Managing relations with neighbouring Ethiopia is the first foreign policy conundrum his adminstration will have to grapple with. During his first term of office (2012-2017) President Mohamud managed to enhance relations between the two countries through a bilateral agreement that allowed for the deployment of Ethiopian troops to help the Somali government forces against Al-shabaab. Closer relations with TPLF made this rapprochement possible: President Mohamud had visited Mekelle, donned a TPLF cap and waved the organisation’s flag to celebrate its reign before Prime Minister Abiy Ahmed came to power in 2018.
The former Somalia Federal Government under President Mohamed Abdullahi Mohamed sided with Ethiopia on the Grand Ethiopian Renaissance Dam (GERD). Egyptian media reported that talks between President Mohamud and President Abdel Fattah el-Sisi revolved around the dam which Egypt sees as a violation of global water commons agreements. During President Mohamud’s visit to Egypt Al-Shabaab attacked districts in the Somali region of Ethiopia. Ethiopia plans to set up a buffer zone to prevent infiltration by Al-shabaab, according to the President of Somali Region of Ethiopia Mustafa Omar.

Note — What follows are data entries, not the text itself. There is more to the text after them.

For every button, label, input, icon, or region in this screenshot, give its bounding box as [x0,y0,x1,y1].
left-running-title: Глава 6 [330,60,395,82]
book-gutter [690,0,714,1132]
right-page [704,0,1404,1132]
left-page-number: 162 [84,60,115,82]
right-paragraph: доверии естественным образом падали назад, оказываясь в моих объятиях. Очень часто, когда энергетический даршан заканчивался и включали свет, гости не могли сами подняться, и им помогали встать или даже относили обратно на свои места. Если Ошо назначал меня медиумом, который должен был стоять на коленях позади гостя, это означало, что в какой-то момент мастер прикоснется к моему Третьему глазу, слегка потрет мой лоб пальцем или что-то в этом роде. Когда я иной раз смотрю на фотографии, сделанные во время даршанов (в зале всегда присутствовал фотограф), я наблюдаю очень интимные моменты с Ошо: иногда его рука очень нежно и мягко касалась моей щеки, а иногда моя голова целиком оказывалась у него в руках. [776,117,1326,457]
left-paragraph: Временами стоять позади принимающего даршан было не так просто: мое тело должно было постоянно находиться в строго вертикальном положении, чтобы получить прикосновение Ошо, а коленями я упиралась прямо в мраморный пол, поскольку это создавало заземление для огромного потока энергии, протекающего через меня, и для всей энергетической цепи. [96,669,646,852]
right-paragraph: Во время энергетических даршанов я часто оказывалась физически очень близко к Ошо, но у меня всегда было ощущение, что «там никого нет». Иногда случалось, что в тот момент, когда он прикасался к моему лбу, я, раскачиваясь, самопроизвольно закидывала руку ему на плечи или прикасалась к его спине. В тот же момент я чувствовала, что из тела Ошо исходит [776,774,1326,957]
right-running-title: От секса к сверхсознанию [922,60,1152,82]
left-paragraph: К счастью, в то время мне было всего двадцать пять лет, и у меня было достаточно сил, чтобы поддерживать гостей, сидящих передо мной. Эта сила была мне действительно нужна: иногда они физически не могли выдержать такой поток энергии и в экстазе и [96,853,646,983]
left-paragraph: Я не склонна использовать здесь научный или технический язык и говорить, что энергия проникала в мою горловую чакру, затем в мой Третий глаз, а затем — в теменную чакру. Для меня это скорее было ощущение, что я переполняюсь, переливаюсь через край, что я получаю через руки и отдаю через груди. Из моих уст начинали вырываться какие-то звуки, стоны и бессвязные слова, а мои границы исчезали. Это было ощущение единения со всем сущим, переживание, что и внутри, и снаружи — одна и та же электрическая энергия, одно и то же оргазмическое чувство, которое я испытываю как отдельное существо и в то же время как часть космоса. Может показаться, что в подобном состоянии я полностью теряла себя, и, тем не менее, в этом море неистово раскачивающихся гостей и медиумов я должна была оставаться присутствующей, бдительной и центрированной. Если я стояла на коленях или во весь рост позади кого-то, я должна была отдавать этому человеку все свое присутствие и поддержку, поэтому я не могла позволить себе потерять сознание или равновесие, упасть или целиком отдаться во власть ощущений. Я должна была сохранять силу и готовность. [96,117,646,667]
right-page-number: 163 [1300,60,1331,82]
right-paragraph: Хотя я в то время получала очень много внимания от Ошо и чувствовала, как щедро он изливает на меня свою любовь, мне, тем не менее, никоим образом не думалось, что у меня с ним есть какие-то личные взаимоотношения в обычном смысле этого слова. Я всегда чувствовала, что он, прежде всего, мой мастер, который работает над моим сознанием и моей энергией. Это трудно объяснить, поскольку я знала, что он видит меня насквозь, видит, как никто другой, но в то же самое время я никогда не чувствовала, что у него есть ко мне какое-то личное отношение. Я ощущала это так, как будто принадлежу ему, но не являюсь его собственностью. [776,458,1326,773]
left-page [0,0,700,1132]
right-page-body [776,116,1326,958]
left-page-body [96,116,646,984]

President Mohamud endorsed the Horn of Africa Economic Integration to which his predecessor signed up, but has not publicly committed to upholding the Somalia government policy that does not question the right of Ethiopia to build a dam on the Nile river. His advisors urged him to make use of ambiguity in the form of foreign policy double-dipping by showing solidarity with Egypt over the dam in the hope that continuity with the economic integration agenda would assuage the fear of Ethiopia about a new government policy that emphasises neutrality or support for the Egyptian position on GERD.
The second foreign policy challenge pertains to the federal parliament’s ban of the UAE government-owned DP World, which manages Berbera and Boosaaso Ports under an agreement the Federal Government of Somalia deems illegal. If the incoming Federal Government of Somalia proposes the revocation of the ban, it will fall to the bicameral legislature to vote on a bill aimed to legalise agreements DP World separately signed with Puntland State and Somaliland Administration several years ago. The parliamentary ban did not prevent from DP World from investing in the expansion of Berbera Port, and the sale of a share of the Port project to the Ethiopian government. Without the input of key political stakeholders in Somalia, President Mohamud will struggle to devise a coherent policy that takes into account the limitations of the state-building endeavours.